Where is real estate's Steve Jobs?

Technology has Gates.
Style has Martha.
Industrial design has Steve Jobs.

Sports has Cuban.

Capitalists have Gene Simmons.

 

They serve as guides.
They make sense of their categories.
They offer direction. Explanation. Sometimes, hope.

 

Who does real estate have? Who speaks for this industry?

Right now, the most credible public voices stand in opposition. Glenn Kelman. The Mainstream Media.
The DOJ.

This industry is in crisis.

 

Ask anyone why homes aren’t selling despite low rates, falling prices
and a healthy economy and the answer is always the same: We’re scared.

The DOJ’s new website provides a road map for
those
interested in battering the business. Numbers like the $93 billion Americans paid in commissions
in 2006 sit there, floating like a slow pitch about to be clobbered by reflexive real estate critics.


And consumers?

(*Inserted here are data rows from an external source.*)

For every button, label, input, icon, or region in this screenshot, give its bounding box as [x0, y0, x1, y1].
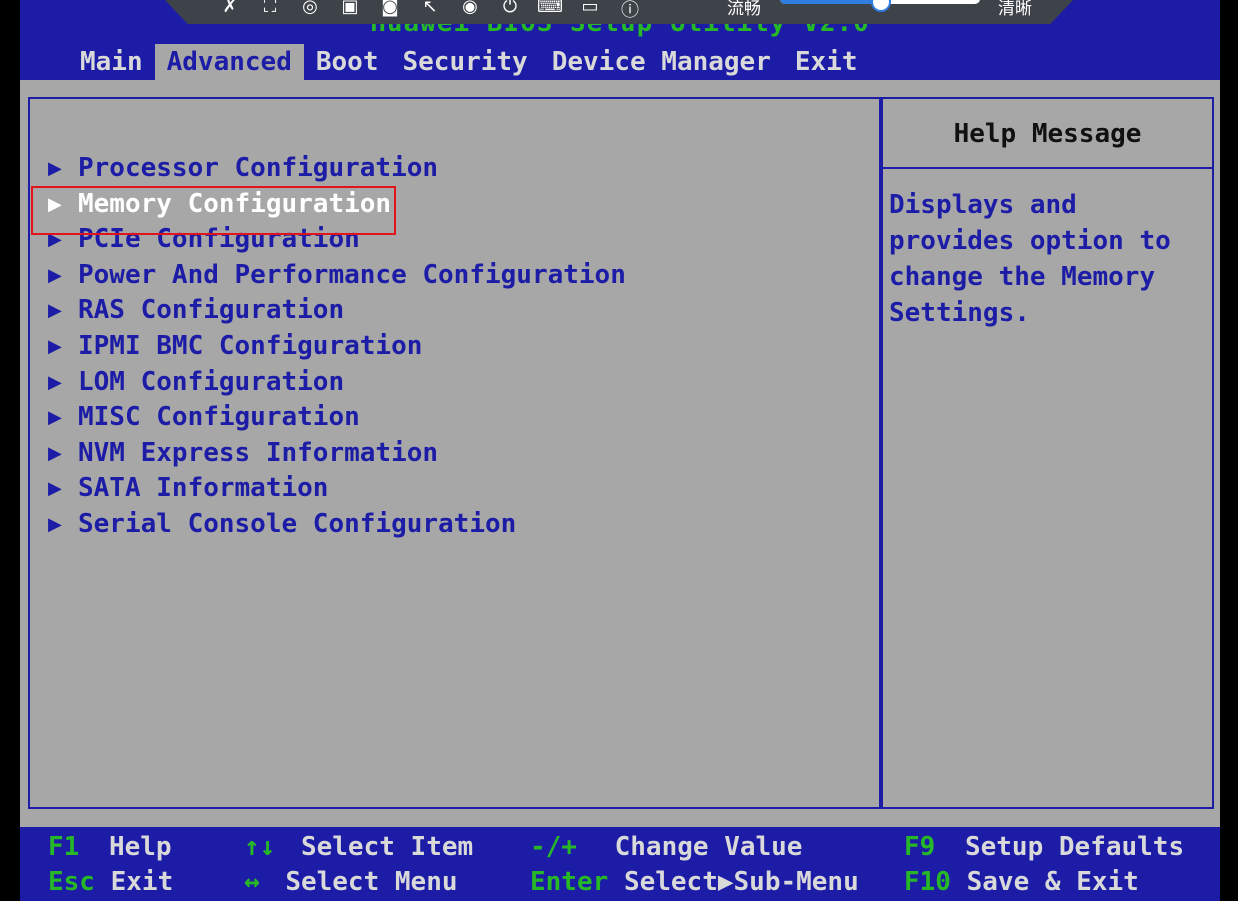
help-line: Settings.	[889, 298, 1030, 328]
legend-select-item: ↑↓ Select Item	[244, 829, 473, 865]
submenu-arrow-icon: ▶	[48, 158, 62, 179]
menu-item-ipmi-bmc-configuration[interactable]: ▶ IPMI BMC Configuration	[48, 329, 626, 365]
remote-console-toolbar: ✗ ⛶ ◎ ▣ ◙ ↖ ◉ ⏻ ⌨ ▭ ⓘ 流畅 清晰	[165, 0, 1073, 24]
key-legend-footer: F1 Help Esc Exit ↑↓ Select Item ↔ Select…	[20, 827, 1220, 901]
legend-f1: F1 Help	[48, 829, 172, 865]
submenu-arrow-icon: ▶	[48, 478, 62, 500]
quality-low-label: 流畅	[727, 0, 761, 19]
tab-advanced[interactable]: Advanced	[154, 44, 304, 80]
submenu-arrow-icon: ▶	[48, 300, 62, 322]
submenu-arrow-icon: ▶	[48, 335, 62, 357]
fullscreen-icon[interactable]: ⛶	[250, 0, 290, 22]
help-line: Displays and	[889, 190, 1077, 220]
legend-select-menu: ↔ Select Menu	[244, 864, 458, 900]
menu-item-serial-console-configuration[interactable]: ▶ Serial Console Configuration	[48, 507, 626, 543]
menu-item-label: LOM Configuration	[78, 366, 345, 397]
legend-esc: Esc Exit	[48, 864, 173, 900]
menu-item-label: RAS Configuration	[78, 295, 345, 326]
menu-item-lom-configuration[interactable]: ▶ LOM Configuration	[48, 365, 626, 401]
key-updown-desc: Select Item	[300, 832, 474, 862]
main-area: ▶ Processor Configuration ▶ Memory Configu…	[20, 80, 1220, 827]
selection-highlight-box	[31, 186, 396, 235]
quality-slider-fill	[780, 0, 880, 4]
key-f10-desc: Save & Exit	[966, 867, 1139, 897]
pin-icon[interactable]: ✗	[210, 0, 250, 22]
key-esc: Esc	[48, 867, 95, 897]
key-f9: F9	[904, 832, 936, 862]
menu-item-processor-configuration[interactable]: ▶ Processor Configuration	[48, 151, 626, 187]
submenu-arrow-icon: ▶	[48, 442, 62, 464]
refresh-icon[interactable]: ◎	[290, 0, 330, 22]
display-icon[interactable]: ▭	[570, 0, 610, 22]
help-panel: Help Message Displays and provides optio…	[881, 97, 1214, 809]
record-icon[interactable]: ◙	[370, 0, 410, 22]
help-line: provides option to	[889, 226, 1171, 256]
help-text: Displays and provides option to change t…	[883, 169, 1212, 331]
tab-main[interactable]: Main	[68, 44, 155, 80]
quality-high-label: 清晰	[998, 0, 1032, 19]
submenu-arrow-icon: ▶	[48, 407, 62, 429]
key-plusminus: -/+	[530, 832, 577, 862]
toolbar-icons: ✗ ⛶ ◎ ▣ ◙ ↖ ◉ ⏻ ⌨ ▭ ⓘ	[210, 0, 650, 22]
tab-device-manager[interactable]: Device Manager	[540, 44, 783, 80]
mouse-icon[interactable]: ↖	[410, 0, 450, 22]
legend-setup-defaults: F9 Setup Defaults	[904, 829, 1184, 865]
key-f10: F10	[904, 867, 951, 897]
menu-tabs: Main Advanced Boot Security Device Manag…	[68, 44, 870, 80]
menu-item-label: NVM Express Information	[78, 437, 439, 468]
menu-item-label: IPMI BMC Configuration	[78, 330, 423, 361]
menu-item-label: Power And Performance Configuration	[78, 259, 626, 290]
menu-item-label: MISC Configuration	[78, 402, 360, 433]
menu-item-label: SATA Information	[78, 473, 329, 504]
legend-save-exit: F10 Save & Exit	[904, 864, 1139, 900]
quality-slider-knob[interactable]	[871, 0, 891, 12]
submenu-arrow-icon: ▶	[48, 264, 62, 286]
menu-item-label: Serial Console Configuration	[78, 508, 517, 539]
key-enter: Enter	[530, 867, 609, 897]
menu-item-misc-configuration[interactable]: ▶ MISC Configuration	[48, 400, 626, 436]
menu-item-ras-configuration[interactable]: ▶ RAS Configuration	[48, 293, 626, 329]
power-icon[interactable]: ⏻	[490, 0, 530, 22]
key-f1-desc: Help	[108, 832, 172, 862]
key-esc-desc: Exit	[110, 867, 174, 897]
tab-security[interactable]: Security	[390, 44, 539, 80]
key-updown: ↑↓	[244, 832, 276, 862]
settings-icon[interactable]: ◉	[450, 0, 490, 22]
tab-boot[interactable]: Boot	[304, 44, 391, 80]
key-plusminus-desc: Change Value	[614, 832, 803, 862]
key-enter-desc: Select▶Sub-Menu	[623, 867, 859, 897]
key-f1: F1	[48, 832, 80, 862]
submenu-arrow-icon: ▶	[48, 371, 62, 393]
legend-select-submenu: Enter Select▶Sub-Menu	[530, 864, 859, 900]
menu-item-sata-information[interactable]: ▶ SATA Information	[48, 471, 626, 507]
menu-item-nvm-express-information[interactable]: ▶ NVM Express Information	[48, 436, 626, 472]
screenshot-icon[interactable]: ▣	[330, 0, 370, 22]
keyboard-icon[interactable]: ⌨	[530, 0, 570, 22]
key-leftright: ↔	[244, 867, 260, 897]
menu-item-power-and-performance-configuration[interactable]: ▶ Power And Performance Configuration	[48, 258, 626, 294]
info-icon[interactable]: ⓘ	[610, 0, 650, 22]
help-title: Help Message	[883, 99, 1212, 169]
legend-change-value: -/+ Change Value	[530, 829, 802, 865]
submenu-arrow-icon: ▶	[48, 513, 62, 535]
tab-exit[interactable]: Exit	[783, 44, 870, 80]
bios-screen: Huawei BIOS Setup Utility V2.0 Main Adva…	[0, 0, 1238, 901]
help-line: change the Memory	[889, 262, 1156, 292]
menu-item-label: Processor Configuration	[78, 153, 439, 183]
key-leftright-desc: Select Menu	[285, 867, 458, 897]
key-f9-desc: Setup Defaults	[964, 832, 1185, 862]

They will eat this up and spit it right back out like an angry camel.


Again: Who speaks for this industry?

Is there anyone that might explain this information, might assuage some fear about the market, or restore some hope?

NAR, the "Voice of Real Estate" has obliterated its credibility with
hackneyed statements and airbrushed data. Allan Dalton is at an
undisclosed location cooking up something "transformational". Dave
Liniger is a gutsy genius, but seems distracted.

 

Real estate needs someone to light the path forward for the million-plus practitioners now
struggling and the tens of millions of consumers looking
for a reason — any reason — to trust this business.

 

Real estate needs a leader. See any prospects? Let us know.